As you can see without the null check it is slightly quicker but not enough for any significant optimisation. Also I performed these timings from the compiler in debug mode with optimisations turned off so they are not 100% accurate/relevant.

However, when I ran in release mode, with optimisations enabled outside of the compiler the results were so close together it was even more negligible to check or not.

And the test code:

using System;

namespace NullCheckTest
{
    class Program
    {
        const int iterations = 10000000;

        static void Main(string[] args)
        {
            MyClass valueClass = new MyClass() { Value = 10 };
            MyClass nullClass = null;

            Console.WriteLine($"valueClass with null check = {TestNullCheck(valueClass)}");
            Console.WriteLine($"nullClass with null check = {TestNullCheck(nullClass)}");

            Console.WriteLine($"valueClass with no null check = {TestNoNullCheck(valueClass)}");
            Console.WriteLine($"nullClass with no null check = {TestNoNullCheck(nullClass)}");

            Console.ReadLine();
        }

        static long TestNullCheck(MyClass myClass)
        {
            MyClass initial = myClass;

            System.Diagnostics.Stopwatch sw = new System.Diagnostics.Stopwatch();
            for (int i = 0; i < iterations; ++i)
            {
                sw.Start();

                if (myClass != null)
                {
                    myClass = null;
                }

                sw.Stop();

                myClass = initial;
            }

            return sw.ElapsedMilliseconds;
        }

        static long TestNoNullCheck(MyClass myClass)
        {
            MyClass initial = myClass;

            System.Diagnostics.Stopwatch sw = new System.Diagnostics.Stopwatch();
            for (int i = 0; i < iterations; ++i)
            {
                sw.Start();

                myClass = null;

                sw.Stop();

                myClass = initial;
            }

            return sw.ElapsedMilliseconds;
        }
    }

    public class MyClass
    {
        public int Value { get; set; }
    }
}

To answer the question: No, there is no need.

However.

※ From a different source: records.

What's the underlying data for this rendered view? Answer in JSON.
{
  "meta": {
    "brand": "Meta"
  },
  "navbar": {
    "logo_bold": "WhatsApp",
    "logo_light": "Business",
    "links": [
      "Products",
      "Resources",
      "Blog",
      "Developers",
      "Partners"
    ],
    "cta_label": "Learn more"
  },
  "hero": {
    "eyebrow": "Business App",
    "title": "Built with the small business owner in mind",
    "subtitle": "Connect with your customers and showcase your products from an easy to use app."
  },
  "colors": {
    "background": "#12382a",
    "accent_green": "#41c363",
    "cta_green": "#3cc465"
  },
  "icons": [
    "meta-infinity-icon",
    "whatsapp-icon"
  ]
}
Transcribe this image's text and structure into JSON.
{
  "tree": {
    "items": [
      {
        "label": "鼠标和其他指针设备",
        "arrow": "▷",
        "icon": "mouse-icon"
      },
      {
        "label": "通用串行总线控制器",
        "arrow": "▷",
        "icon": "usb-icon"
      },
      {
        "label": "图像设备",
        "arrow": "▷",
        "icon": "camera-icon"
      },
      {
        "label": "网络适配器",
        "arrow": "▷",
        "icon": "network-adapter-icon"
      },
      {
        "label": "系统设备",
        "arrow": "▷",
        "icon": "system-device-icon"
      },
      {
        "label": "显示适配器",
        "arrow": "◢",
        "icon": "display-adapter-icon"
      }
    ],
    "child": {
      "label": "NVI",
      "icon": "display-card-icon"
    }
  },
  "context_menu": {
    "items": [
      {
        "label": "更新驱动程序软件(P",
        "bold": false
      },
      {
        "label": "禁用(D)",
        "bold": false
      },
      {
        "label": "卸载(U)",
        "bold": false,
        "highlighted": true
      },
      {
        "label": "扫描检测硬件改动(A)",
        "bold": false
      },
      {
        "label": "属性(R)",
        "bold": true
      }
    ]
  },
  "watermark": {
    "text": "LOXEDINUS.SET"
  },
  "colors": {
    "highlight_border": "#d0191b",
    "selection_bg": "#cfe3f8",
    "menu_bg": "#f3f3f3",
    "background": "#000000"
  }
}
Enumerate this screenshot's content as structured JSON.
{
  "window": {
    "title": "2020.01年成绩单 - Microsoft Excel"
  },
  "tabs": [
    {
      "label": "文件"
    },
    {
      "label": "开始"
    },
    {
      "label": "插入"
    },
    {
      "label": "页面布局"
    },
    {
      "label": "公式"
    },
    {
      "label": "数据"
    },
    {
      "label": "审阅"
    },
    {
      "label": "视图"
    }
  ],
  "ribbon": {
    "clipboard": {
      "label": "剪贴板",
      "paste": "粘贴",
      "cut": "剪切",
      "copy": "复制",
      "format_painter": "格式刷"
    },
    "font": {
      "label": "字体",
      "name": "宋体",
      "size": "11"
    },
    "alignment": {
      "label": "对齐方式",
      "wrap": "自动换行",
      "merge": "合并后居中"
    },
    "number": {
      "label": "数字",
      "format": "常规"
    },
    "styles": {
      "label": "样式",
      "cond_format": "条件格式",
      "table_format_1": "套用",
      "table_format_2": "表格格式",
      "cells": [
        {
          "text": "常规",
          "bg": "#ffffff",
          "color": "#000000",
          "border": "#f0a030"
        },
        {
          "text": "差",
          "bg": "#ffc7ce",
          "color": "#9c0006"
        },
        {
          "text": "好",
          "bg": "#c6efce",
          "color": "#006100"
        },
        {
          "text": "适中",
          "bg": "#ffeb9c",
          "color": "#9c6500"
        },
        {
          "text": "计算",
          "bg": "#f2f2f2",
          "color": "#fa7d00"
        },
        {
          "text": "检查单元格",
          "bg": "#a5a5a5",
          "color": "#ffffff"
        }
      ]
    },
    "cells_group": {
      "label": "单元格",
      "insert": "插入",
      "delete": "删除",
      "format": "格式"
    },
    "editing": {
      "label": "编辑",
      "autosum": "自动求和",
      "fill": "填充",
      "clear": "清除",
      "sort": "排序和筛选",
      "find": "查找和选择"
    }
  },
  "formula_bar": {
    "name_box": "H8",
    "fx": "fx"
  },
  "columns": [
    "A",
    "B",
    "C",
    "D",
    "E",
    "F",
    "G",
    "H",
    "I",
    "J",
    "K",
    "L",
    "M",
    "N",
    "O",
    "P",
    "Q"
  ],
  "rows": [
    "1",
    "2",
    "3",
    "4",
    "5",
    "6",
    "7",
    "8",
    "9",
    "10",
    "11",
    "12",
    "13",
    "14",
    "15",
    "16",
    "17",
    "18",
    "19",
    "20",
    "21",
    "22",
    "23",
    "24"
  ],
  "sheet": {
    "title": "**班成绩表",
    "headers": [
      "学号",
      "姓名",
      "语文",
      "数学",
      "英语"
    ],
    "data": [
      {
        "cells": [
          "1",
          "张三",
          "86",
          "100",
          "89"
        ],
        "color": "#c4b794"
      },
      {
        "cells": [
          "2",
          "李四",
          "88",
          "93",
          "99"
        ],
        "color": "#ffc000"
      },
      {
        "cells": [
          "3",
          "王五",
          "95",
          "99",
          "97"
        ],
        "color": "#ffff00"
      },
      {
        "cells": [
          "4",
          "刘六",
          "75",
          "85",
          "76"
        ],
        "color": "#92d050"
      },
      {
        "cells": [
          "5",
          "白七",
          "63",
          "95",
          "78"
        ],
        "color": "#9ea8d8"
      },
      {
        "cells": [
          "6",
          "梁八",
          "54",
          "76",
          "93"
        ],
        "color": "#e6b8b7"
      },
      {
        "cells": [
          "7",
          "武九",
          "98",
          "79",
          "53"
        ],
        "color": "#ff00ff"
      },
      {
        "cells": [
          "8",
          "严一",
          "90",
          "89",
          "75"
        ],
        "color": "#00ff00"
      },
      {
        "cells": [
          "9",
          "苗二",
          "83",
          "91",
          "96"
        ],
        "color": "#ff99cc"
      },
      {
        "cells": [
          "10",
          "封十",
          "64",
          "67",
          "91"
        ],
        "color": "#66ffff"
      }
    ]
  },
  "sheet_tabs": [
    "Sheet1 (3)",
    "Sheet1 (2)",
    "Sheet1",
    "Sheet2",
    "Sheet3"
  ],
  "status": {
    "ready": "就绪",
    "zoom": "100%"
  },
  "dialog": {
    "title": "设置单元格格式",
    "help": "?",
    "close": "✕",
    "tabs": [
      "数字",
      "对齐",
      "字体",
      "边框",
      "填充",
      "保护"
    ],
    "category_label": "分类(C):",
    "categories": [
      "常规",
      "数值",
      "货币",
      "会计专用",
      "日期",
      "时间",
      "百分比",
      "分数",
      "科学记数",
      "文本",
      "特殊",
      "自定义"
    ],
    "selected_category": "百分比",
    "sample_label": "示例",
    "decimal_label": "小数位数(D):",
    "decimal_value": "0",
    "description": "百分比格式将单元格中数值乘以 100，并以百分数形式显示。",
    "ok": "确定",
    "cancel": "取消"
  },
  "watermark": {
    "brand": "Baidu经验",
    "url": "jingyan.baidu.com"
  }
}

As a general rule of thumb object variables and properties should never be null, as it forces you to always have to check the code if the value is being set somewhere.

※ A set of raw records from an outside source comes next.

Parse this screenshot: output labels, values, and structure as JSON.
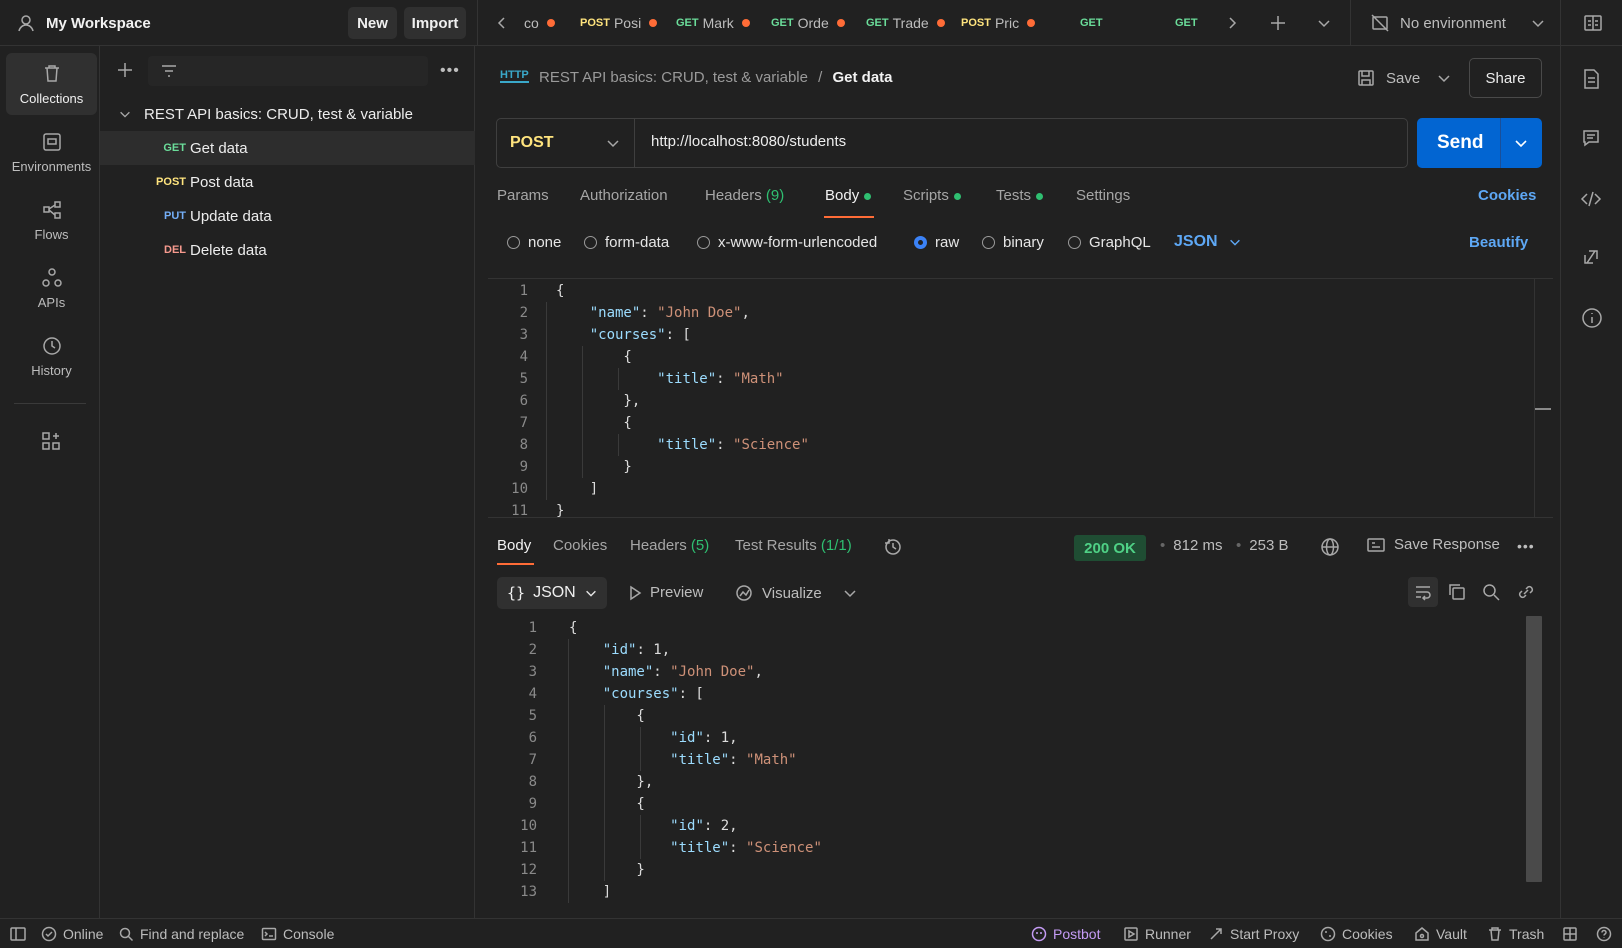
{
  "workspace": {
    "name": "My Workspace",
    "new_label": "New",
    "import_label": "Import"
  },
  "tabs": [
    {
      "method": "",
      "name": "co",
      "dirty": true
    },
    {
      "method": "POST",
      "name": "Posi",
      "dirty": true
    },
    {
      "method": "GET",
      "name": "Mark",
      "dirty": true
    },
    {
      "method": "GET",
      "name": "Orde",
      "dirty": true
    },
    {
      "method": "GET",
      "name": "Trade",
      "dirty": true
    },
    {
      "method": "POST",
      "name": "Pric",
      "dirty": true
    },
    {
      "method": "GET",
      "name": "",
      "dirty": false
    },
    {
      "method": "GET",
      "name": "",
      "dirty": false
    }
  ],
  "environment": {
    "label": "No environment"
  },
  "rail": [
    {
      "label": "Collections",
      "icon": "trash-bin-icon",
      "active": true
    },
    {
      "label": "Environments",
      "icon": "environment-icon",
      "active": false
    },
    {
      "label": "Flows",
      "icon": "flows-icon",
      "active": false
    },
    {
      "label": "APIs",
      "icon": "apis-icon",
      "active": false
    },
    {
      "label": "History",
      "icon": "history-icon",
      "active": false
    }
  ],
  "sidebar": {
    "collection": "REST API basics: CRUD, test & variable",
    "requests": [
      {
        "method": "GET",
        "name": "Get data",
        "selected": true
      },
      {
        "method": "POST",
        "name": "Post data",
        "selected": false
      },
      {
        "method": "PUT",
        "name": "Update data",
        "selected": false
      },
      {
        "method": "DEL",
        "name": "Delete data",
        "selected": false
      }
    ]
  },
  "request": {
    "http_badge": "HTTP",
    "breadcrumb_parent": "REST API basics: CRUD, test & variable",
    "breadcrumb_sep": "/",
    "title": "Get data",
    "save_label": "Save",
    "share_label": "Share",
    "method": "POST",
    "url": "http://localhost:8080/students",
    "send_label": "Send",
    "tabs": {
      "params": "Params",
      "authorization": "Authorization",
      "headers": "Headers",
      "headers_count": "(9)",
      "body": "Body",
      "scripts": "Scripts",
      "tests": "Tests",
      "settings": "Settings"
    },
    "cookies_label": "Cookies",
    "body_types": [
      "none",
      "form-data",
      "x-www-form-urlencoded",
      "raw",
      "binary",
      "GraphQL"
    ],
    "body_type_selected": "raw",
    "format": "JSON",
    "beautify_label": "Beautify",
    "code_lines": [
      "1",
      "2",
      "3",
      "4",
      "5",
      "6",
      "7",
      "8",
      "9",
      "10",
      "11"
    ]
  },
  "response": {
    "tabs": {
      "body": "Body",
      "cookies": "Cookies",
      "headers": "Headers",
      "headers_count": "(5)",
      "test_results": "Test Results",
      "test_count": "(1/1)"
    },
    "status": "200 OK",
    "time": "812 ms",
    "size": "253 B",
    "save_response_label": "Save Response",
    "format": "JSON",
    "preview_label": "Preview",
    "visualize_label": "Visualize",
    "code_lines": [
      "1",
      "2",
      "3",
      "4",
      "5",
      "6",
      "7",
      "8",
      "9",
      "10",
      "11",
      "12",
      "13"
    ]
  },
  "statusbar": {
    "online": "Online",
    "find_replace": "Find and replace",
    "console": "Console",
    "postbot": "Postbot",
    "runner": "Runner",
    "start_proxy": "Start Proxy",
    "cookies": "Cookies",
    "vault": "Vault",
    "trash": "Trash"
  },
  "colors": {
    "accent_blue": "#0265d2",
    "orange": "#ff6c37",
    "green": "#2fbf71",
    "status_ok_bg": "#1f4d33"
  }
}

What you're supposed to do, is use a custom class Maybe<> to indicate that an object variable or property might not be initialized.

Like so:

public class Maybe<T> where T : class
{
    public readonly T Value { get; }

    public Maybe(T value)
    {
        _Value = value;
    }

    public bool HasValue => _Value != null;
    public bool HasNoValue => _Value == null;

    public static operation Maybe<T>(T value) => new Maybe(value);
}

Then you can use it thus:

public class Foo
{
    public Maybe<Bar> Bar { get; set; }
    public int GetBarCount()
    {
        return Bar.HasValue ? Bar.Count : 0;
    }
}

public class Bar
{
    public int Count { get; set; }
}

The above code will work in all of the following examples:

Foo foo = new Foo();
foo.Bar = new Bar(); // Outputs 0 when GetBarCount is called
foo.Bar = new Bar { Count = 2 }; // Outputs 2 when GetBarCount is called
foo.Bar = new Maybe<Bar>(new Bar()); // Outputs 0 when GetBarCount is called
foo.Bar = new Maybe<Bar>(new Bar { Count = 2 }); // Outputs 2 when GetBarCount is called
foo.Bar = new Maybe<Bar>(null); // Outputs 0 when GetBarCount is called
foo.Bar = null;  // Outputs 0 when GetBarCount is called

Note! - When using Maybe<Bar> you explicitly mark Foo.Bar as not always having a value, and provides a strong signal of it. Not marking it with Maybe<Bar> , however, signals that it will always have a value. By using the Maybe<> wrapper in the right places, the code becomes much easier to work with, as you no longer have to do null checks for unwrapped object variables and properties.